Rachel Turi, RD
Gear Up for Winter Weather
Winter running is a beast of its own. Knowing how to gear up for winter can make or break your chances of getting out the door and enjoying yourself on the coldest of days, yet many people aren't quite sure where to start. Jake and Rachel are here with information on their favorite gear, training modifications, and best tips to get you through this snowy season!
What gear can you not live without?
Having the proper gear is essential to making winter running a more enjoyable experience.
Shoes-I stockpiled some Saucony Razor Ice that have a built-in gaiter to prevent snow from getting in and heat from getting out. I will have to find a new winter shoe once I burn through my current pair.
In addition to the shoes, I highly recommend Ice Spikes (www.icespike.com). I will put maybe 6 on each shoe and the traction difference is huge! I can add more if needed but they are pretty durable and they really grab everything that I run on.
Windproof underwear-Without it, runs would be cut very short....
Headlight-Almost all of my runs are in the early morning or late at night and I rarely see the sun so proper light is crucial. I'm really digging the Biolite headlights. They are USB rechargeable and don't bounce!
Fleece lined leggings. It is easy to bundle on top but legs get so chilly out there, and that causes them to stiffen up, making every step feel way harder than it should! I always wear fleece lined leggings if it gets under 20 degrees. Some say I'm a freeze baby, but I say I'm smart ;)

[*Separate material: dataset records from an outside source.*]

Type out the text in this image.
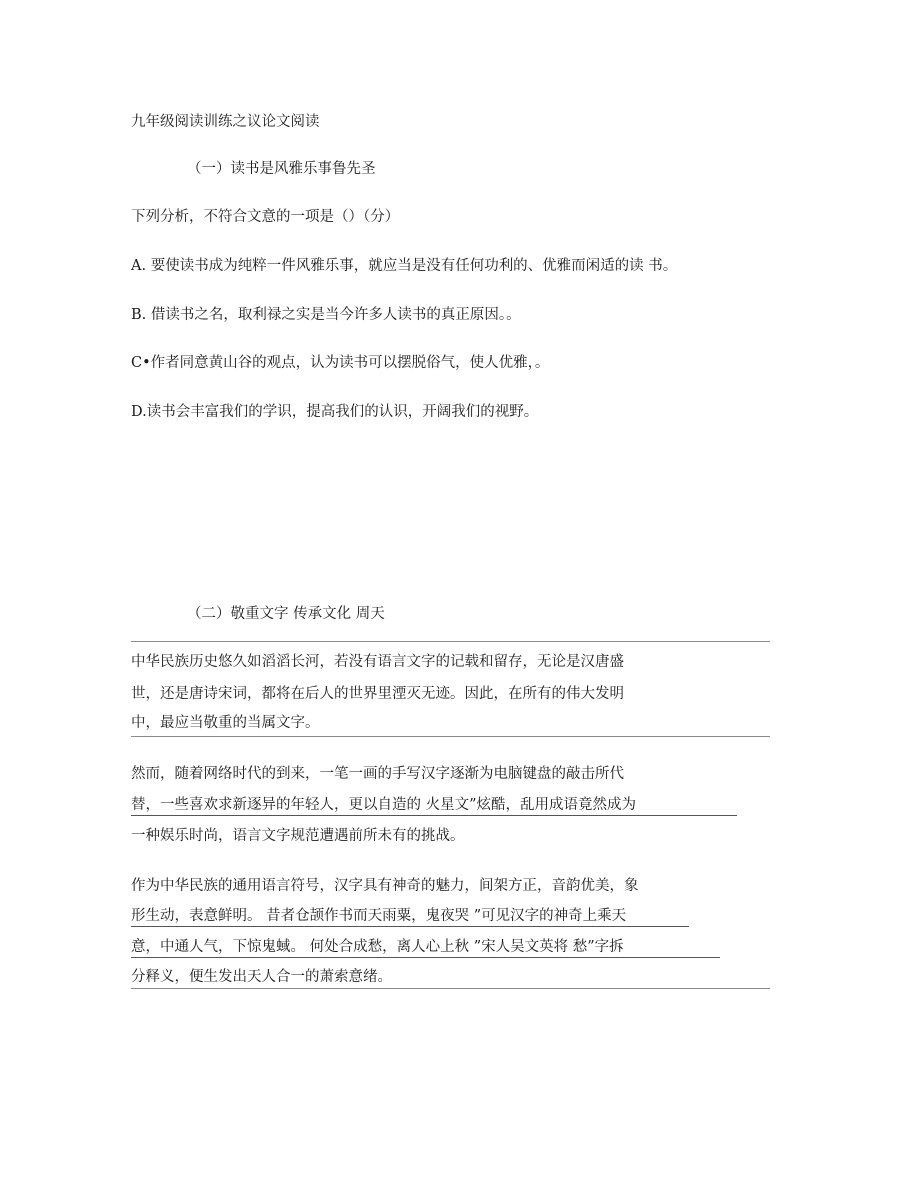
九年级阅读训练之议论文阅读
（一）读书是风雅乐事鲁先圣
下列分析，不符合文意的一项是（）（分）
A. 要使读书成为纯粹一件风雅乐事，就应当是没有任何功利的、优雅而闲适的读 书。
B. 借读书之名，取利禄之实是当今许多人读书的真正原因。。
C•作者同意黄山谷的观点，认为读书可以摆脱俗气，使人优雅，。
D.读书会丰富我们的学识，提高我们的认识，开阔我们的视野。
（二）敬重文字 传承文化 周天
中华民族历史悠久如滔滔长河，若没有语言文字的记载和留存，无论是汉唐盛
世，还是唐诗宋词，都将在后人的世界里湮灭无迹。因此，在所有的伟大发明
中，最应当敬重的当属文字。
然而，随着网络时代的到来，一笔一画的手写汉字逐渐为电脑键盘的敲击所代
替，一些喜欢求新逐异的年轻人，更以自造的 火星文”炫酷，乱用成语竟然成为
一种娱乐时尚，语言文字规范遭遇前所未有的挑战。
作为中华民族的通用语言符号，汉字具有神奇的魅力，间架方正，音韵优美，象
形生动，表意鲜明。 昔者仓颉作书而天雨粟，鬼夜哭 ”可见汉字的神奇上乘天
意，中通人气，下惊鬼蜮。 何处合成愁，离人心上秋 ”宋人吴文英将 愁”字拆
分释义，便生发出天人合一的萧索意绪。
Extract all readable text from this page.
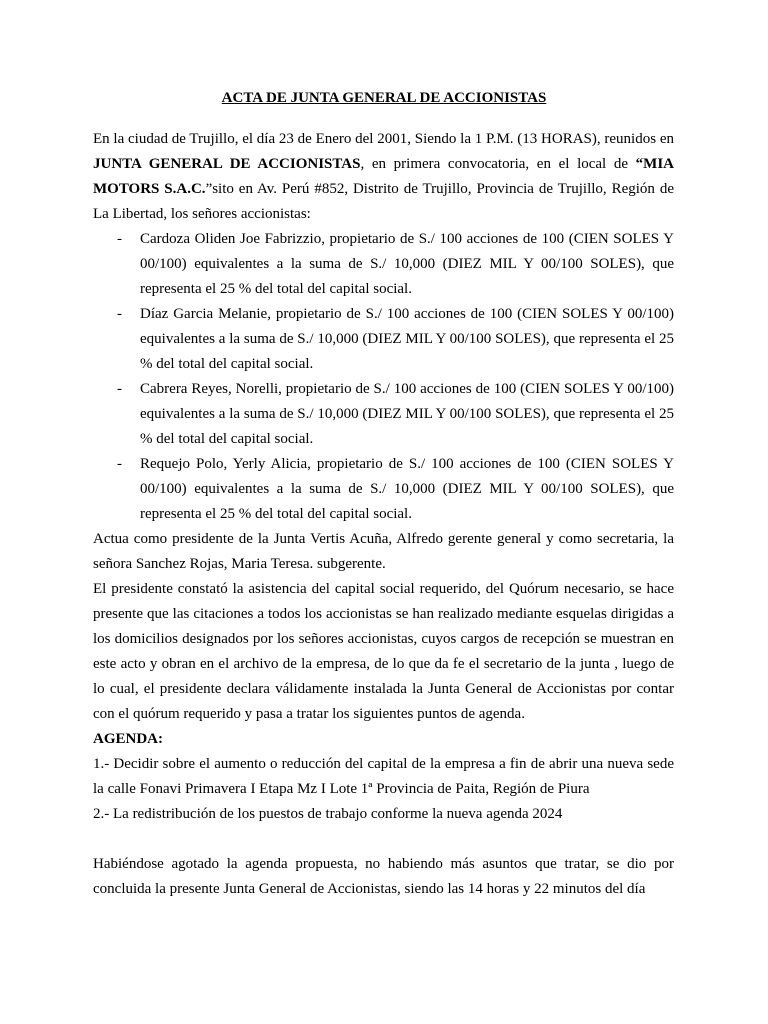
ACTA DE JUNTA GENERAL DE ACCIONISTAS

En la ciudad de Trujillo, el día 23 de Enero del 2001, Siendo la 1 P.M. (13 HORAS), reunidos en JUNTA GENERAL DE ACCIONISTAS, en primera convocatoria, en el local de “MIA MOTORS S.A.C.”sito en Av. Perú #852, Distrito de Trujillo, Provincia de Trujillo, Región de La Libertad, los señores accionistas:

- Cardoza Oliden Joe Fabrizzio, propietario de S./ 100 acciones de 100 (CIEN SOLES Y 00/100) equivalentes a la suma de S./ 10,000 (DIEZ MIL Y 00/100 SOLES), que representa el 25 % del total del capital social.
- Díaz Garcia Melanie, propietario de S./ 100 acciones de 100 (CIEN SOLES Y 00/100) equivalentes a la suma de S./ 10,000 (DIEZ MIL Y 00/100 SOLES), que representa el 25 % del total del capital social.
- Cabrera Reyes, Norelli, propietario de S./ 100 acciones de 100 (CIEN SOLES Y 00/100) equivalentes a la suma de S./ 10,000 (DIEZ MIL Y 00/100 SOLES), que representa el 25 % del total del capital social.
- Requejo Polo, Yerly Alicia, propietario de S./ 100 acciones de 100 (CIEN SOLES Y 00/100) equivalentes a la suma de S./ 10,000 (DIEZ MIL Y 00/100 SOLES), que representa el 25 % del total del capital social.

Actua como presidente de la Junta Vertis Acuña, Alfredo gerente general y como secretaria, la señora Sanchez Rojas, Maria Teresa. subgerente.

El presidente constató la asistencia del capital social requerido, del Quórum necesario, se hace presente que las citaciones a todos los accionistas se han realizado mediante esquelas dirigidas a los domicilios designados por los señores accionistas, cuyos cargos de recepción se muestran en este acto y obran en el archivo de la empresa, de lo que da fe el secretario de la junta , luego de lo cual, el presidente declara válidamente instalada la Junta General de Accionistas por contar con el quórum requerido y pasa a tratar los siguientes puntos de agenda.

AGENDA:

1.- Decidir sobre el aumento o reducción del capital de la empresa a fin de abrir una nueva sede la calle Fonavi Primavera I Etapa Mz I Lote 1ª Provincia de Paita, Región de Piura

2.- La redistribución de los puestos de trabajo conforme la nueva agenda 2024

Habiéndose agotado la agenda propuesta, no habiendo más asuntos que tratar, se dio por concluida la presente Junta General de Accionistas, siendo las 14 horas y 22 minutos del día
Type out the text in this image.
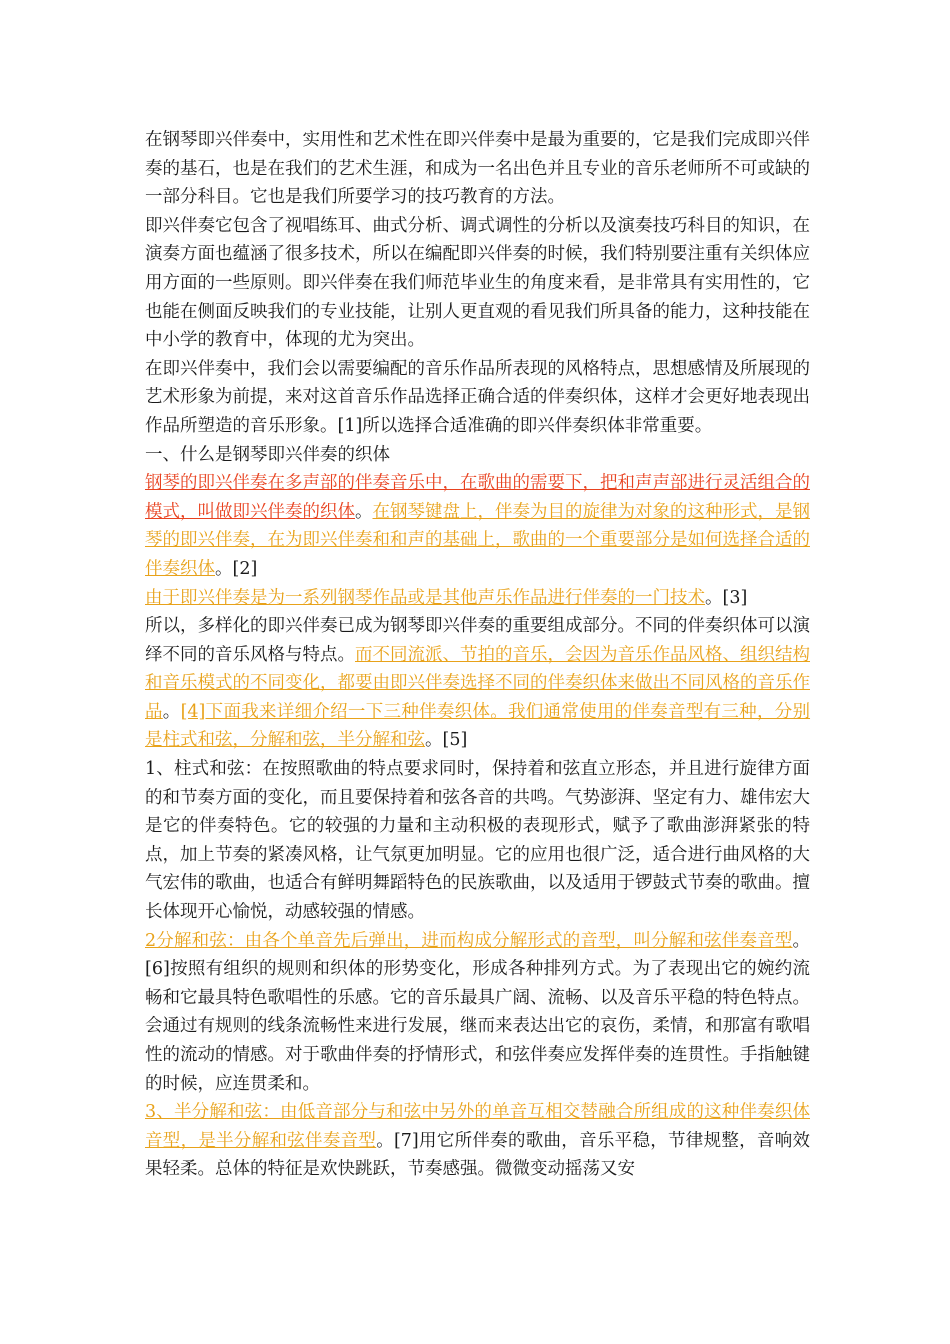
在钢琴即兴伴奏中，实用性和艺术性在即兴伴奏中是最为重要的，它是我们完成即兴伴奏的基石，也是在我们的艺术生涯，和成为一名出色并且专业的音乐老师所不可或缺的一部分科目。它也是我们所要学习的技巧教育的方法。

即兴伴奏它包含了视唱练耳、曲式分析、调式调性的分析以及演奏技巧科目的知识，在演奏方面也蕴涵了很多技术，所以在编配即兴伴奏的时候，我们特别要注重有关织体应用方面的一些原则。即兴伴奏在我们师范毕业生的角度来看，是非常具有实用性的，它也能在侧面反映我们的专业技能，让别人更直观的看见我们所具备的能力，这种技能在中小学的教育中，体现的尤为突出。

在即兴伴奏中，我们会以需要编配的音乐作品所表现的风格特点，思想感情及所展现的艺术形象为前提，来对这首音乐作品选择正确合适的伴奏织体，这样才会更好地表现出作品所塑造的音乐形象。[1]所以选择合适准确的即兴伴奏织体非常重要。

一、什么是钢琴即兴伴奏的织体

钢琴的即兴伴奏在多声部的伴奏音乐中，在歌曲的需要下，把和声声部进行灵活组合的模式，叫做即兴伴奏的织体。在钢琴键盘上，伴奏为目的旋律为对象的这种形式，是钢琴的即兴伴奏，在为即兴伴奏和和声的基础上，歌曲的一个重要部分是如何选择合适的伴奏织体。[2]

由于即兴伴奏是为一系列钢琴作品或是其他声乐作品进行伴奏的一门技术。[3]

所以，多样化的即兴伴奏已成为钢琴即兴伴奏的重要组成部分。不同的伴奏织体可以演绎不同的音乐风格与特点。而不同流派、节拍的音乐，会因为音乐作品风格、组织结构和音乐模式的不同变化，都要由即兴伴奏选择不同的伴奏织体来做出不同风格的音乐作品。[4]下面我来详细介绍一下三种伴奏织体。我们通常使用的伴奏音型有三种，分别是柱式和弦，分解和弦，半分解和弦。[5]

1、柱式和弦：在按照歌曲的特点要求同时，保持着和弦直立形态，并且进行旋律方面的和节奏方面的变化，而且要保持着和弦各音的共鸣。气势澎湃、坚定有力、雄伟宏大是它的伴奏特色。它的较强的力量和主动积极的表现形式，赋予了歌曲澎湃紧张的特点，加上节奏的紧凑风格，让气氛更加明显。它的应用也很广泛，适合进行曲风格的大气宏伟的歌曲，也适合有鲜明舞蹈特色的民族歌曲，以及适用于锣鼓式节奏的歌曲。擅长体现开心愉悦，动感较强的情感。

2分解和弦：由各个单音先后弹出，进而构成分解形式的音型，叫分解和弦伴奏音型。[6]按照有组织的规则和织体的形势变化，形成各种排列方式。为了表现出它的婉约流畅和它最具特色歌唱性的乐感。它的音乐最具广阔、流畅、以及音乐平稳的特色特点。会通过有规则的线条流畅性来进行发展，继而来表达出它的哀伤，柔情，和那富有歌唱性的流动的情感。对于歌曲伴奏的抒情形式，和弦伴奏应发挥伴奏的连贯性。手指触键的时候，应连贯柔和。

3、半分解和弦：由低音部分与和弦中另外的单音互相交替融合所组成的这种伴奏织体音型，是半分解和弦伴奏音型。[7]用它所伴奏的歌曲，音乐平稳，节律规整，音响效果轻柔。总体的特征是欢快跳跃，节奏感强。微微变动摇荡又安
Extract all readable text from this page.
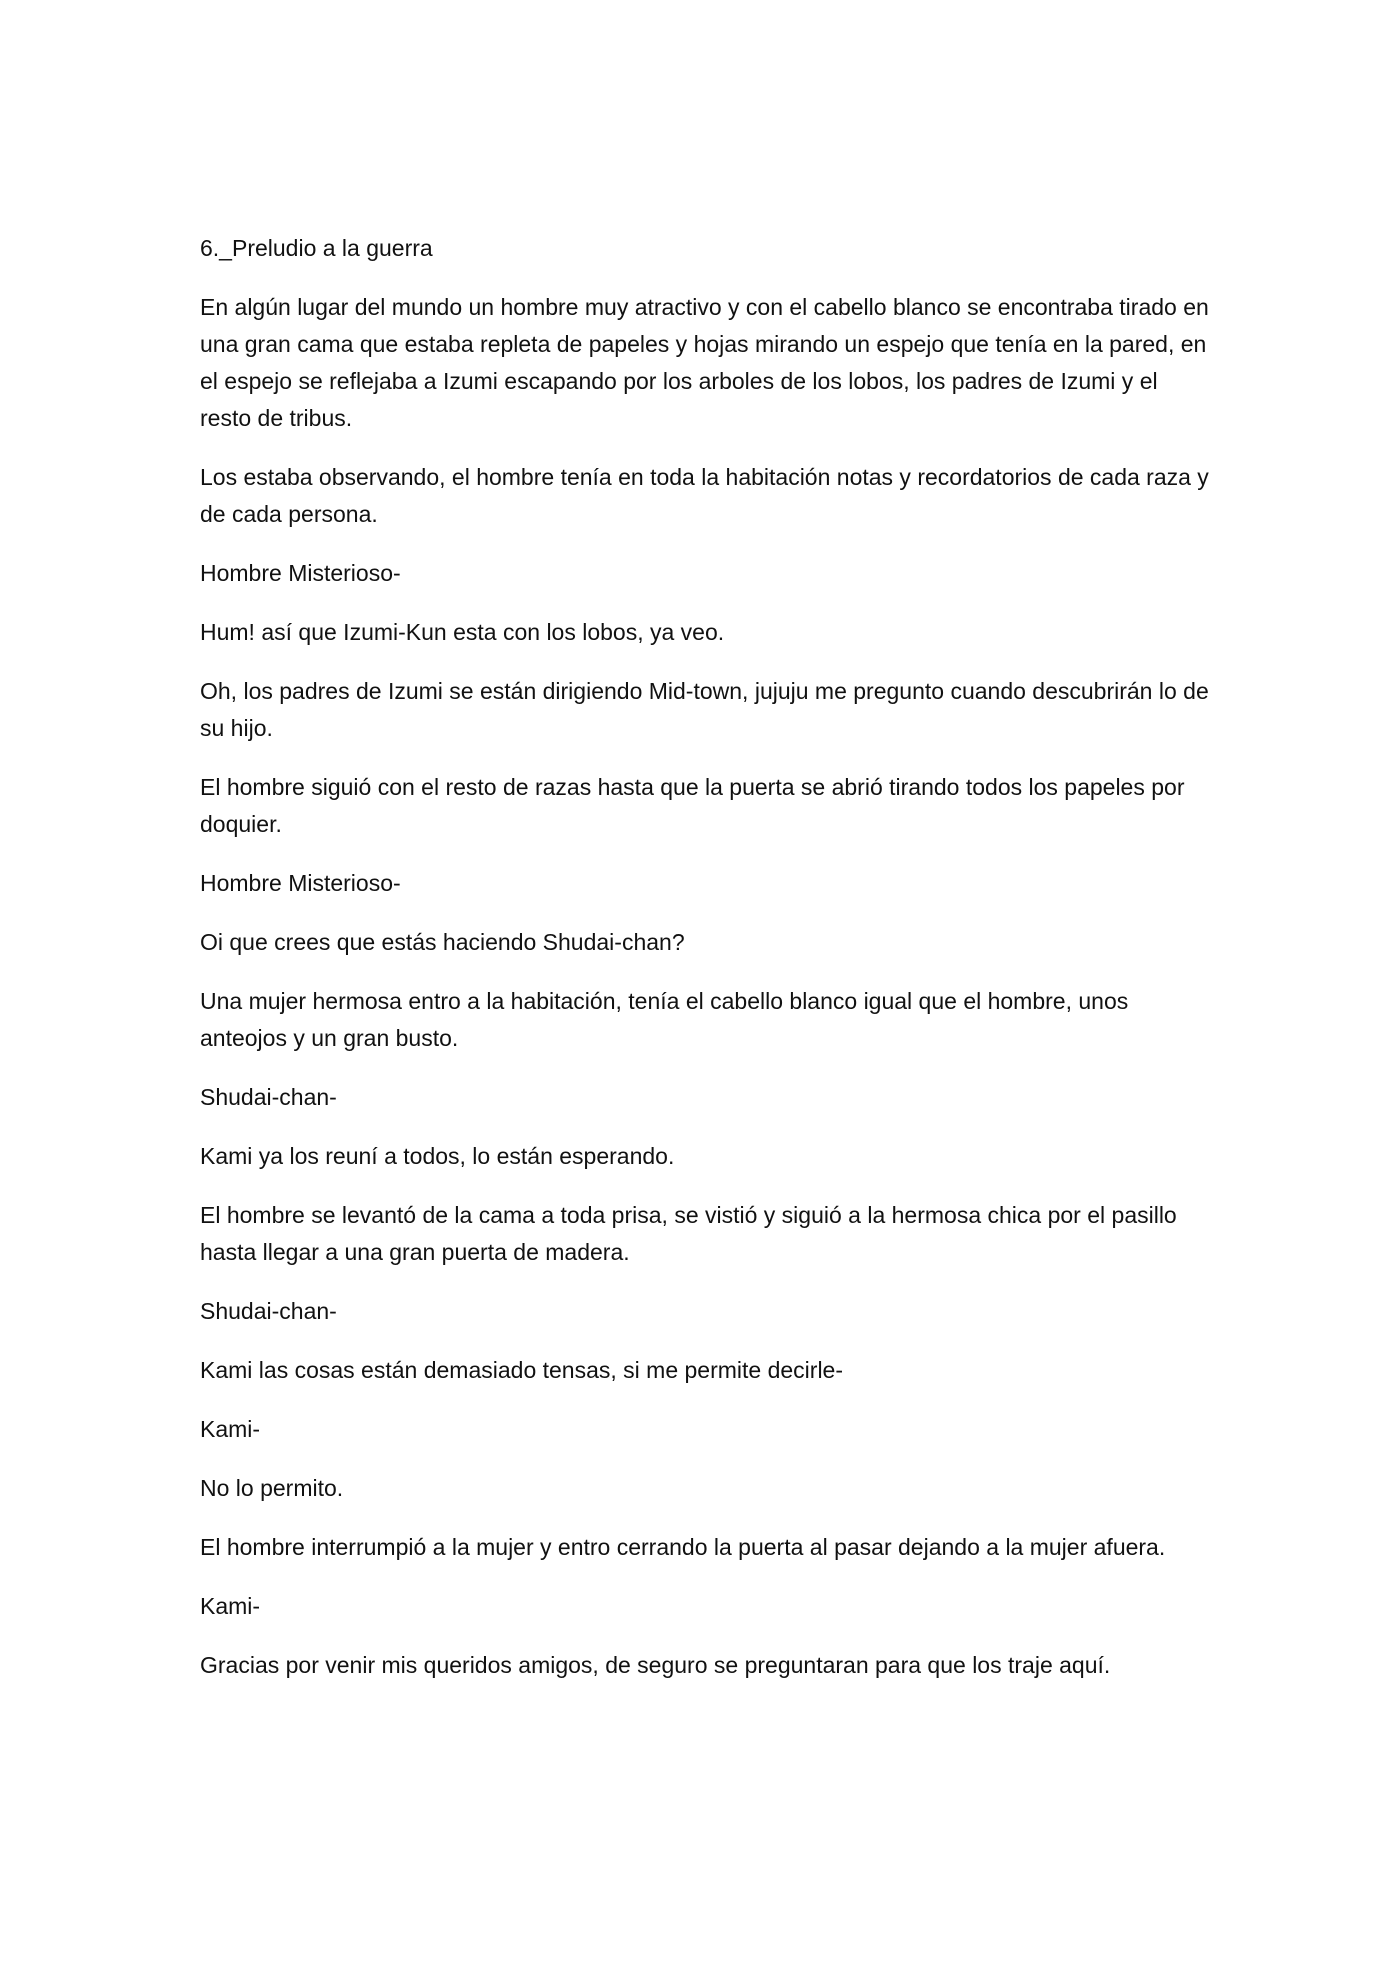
6._Preludio a la guerra

En algún lugar del mundo un hombre muy atractivo y con el cabello blanco se encontraba tirado en una gran cama que estaba repleta de papeles y hojas mirando un espejo que tenía en la pared, en el espejo se reflejaba a Izumi escapando por los arboles de los lobos, los padres de Izumi y el resto de tribus.

Los estaba observando, el hombre tenía en toda la habitación notas y recordatorios de cada raza y de cada persona.

Hombre Misterioso-

Hum! así que Izumi-Kun esta con los lobos, ya veo.

Oh, los padres de Izumi se están dirigiendo Mid-town, jujuju me pregunto cuando descubrirán lo de su hijo.

El hombre siguió con el resto de razas hasta que la puerta se abrió tirando todos los papeles por doquier.

Hombre Misterioso-

Oi que crees que estás haciendo Shudai-chan?

Una mujer hermosa entro a la habitación, tenía el cabello blanco igual que el hombre, unos anteojos y un gran busto.

Shudai-chan-

Kami ya los reuní a todos, lo están esperando.

El hombre se levantó de la cama a toda prisa, se vistió y siguió a la hermosa chica por el pasillo hasta llegar a una gran puerta de madera.

Shudai-chan-

Kami las cosas están demasiado tensas, si me permite decirle-

Kami-

No lo permito.

El hombre interrumpió a la mujer y entro cerrando la puerta al pasar dejando a la mujer afuera.

Kami-

Gracias por venir mis queridos amigos, de seguro se preguntaran para que los traje aquí.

Mittens. My fingers go numb in 45 degree weather, so figuring out how to keep them warm was a must. If you have problems with freezing hands, make sure to choose warm mittens over gloves, because having your fingers together helps them to stay much warmer. This may mean you have to ditch the slick running specific gloves...I literally wear big ol' snow mittens these days and my fingers have never been happier.
Wool socks. These are a must. Nobody likes to have numb toes! Thick, warm, wool socks do wonders in the winter. You will want to make sure your feet aren't squished in your shoes though, so you may have to account for this when getting winter running shoes. If your feet are squished and can't get circulation, they'll actually go numb quicker.
How does your training change in the winter?
My winter training is a reflection of things that I need to work on from the previous summer/fall training cycle in preparation for a better spring/summer training cycle. My plan is to have more focused strength/mobility sessions, some faster road workouts, and cross training(skate skiing). I know that if I want to have a big spring/summer of running miles that I need to focus on the "other things" for sustainability and longevity purposes. I will typically throw a couple events in the mix to keep me accountable, but nothing that I am peaking for. The St. Croix 40 and Birkie are fun events to help break up the winter.
In the past, I would add in a lot more strength training and indoor cross training as a way to give my body a break from so much running, while also building it up for the spring. It's a great time to work on weaknesses and let the body take a breather. However, being in the mountains this year things will look a lot different. I've been strength training and swimming, and soon I'll be adding in things like snowshoeing, cross country skiing, and most of all... snowboarding! I'll also probably run more this winter than I have in the past because it is warmer and sunnier in Utah than in the Midwest. So, even though there are boatloads of snow, the trails are much more runnable. Not to rub it in or anything...
Top Winter running tips
Accountability group. Knowing that there are other people joining me for a morning workout makes getting out of bed in the freezing cold and dark a little more tolerable.
Life workouts. I count shoveling the driveway as a workout. Sledding with a toddler is more challenging than any hill repeat workout will every be!
Don't be afraid to try something new. Fat biking, cross country skiing, backcountry skiing, and snowshoeing are all great ways to exercise and enjoy the outdoors.
Don't be afraid to look goofy. I despised winter running until I learned how to dress warm. And by that I mean I said "screw it" to looking like an athlete and instead put on tons of clothes until I felt warm enough. Wear the scarf, the baklava, fluffy hat, pants, a puffy, whatever you need to get through it. You'd rather be warm and enjoy yourself instead of looking cool and freezing!
Have a plan, but also be a little flexible. If you don't, it's easy to say "eh, it's too cold, I'm not running." But, if you have a training plan with set days to run, you're more likely to do it. I often look ahead at the week and see what the weather is going to look like. If there are some excessively cold or icy days in the forecast, I try to designate those as cross training or lifting days, or an off day. That doesn't always work, but it's worth thinking about.
Find a running buddy. Or a dog that needs the exercise. If you have someone (human or animal) who also needs to get their run in, you're more likely to get out there! Accountability is one of the best ways to stay consistent with your training.
Now get out there and enjoy the snow!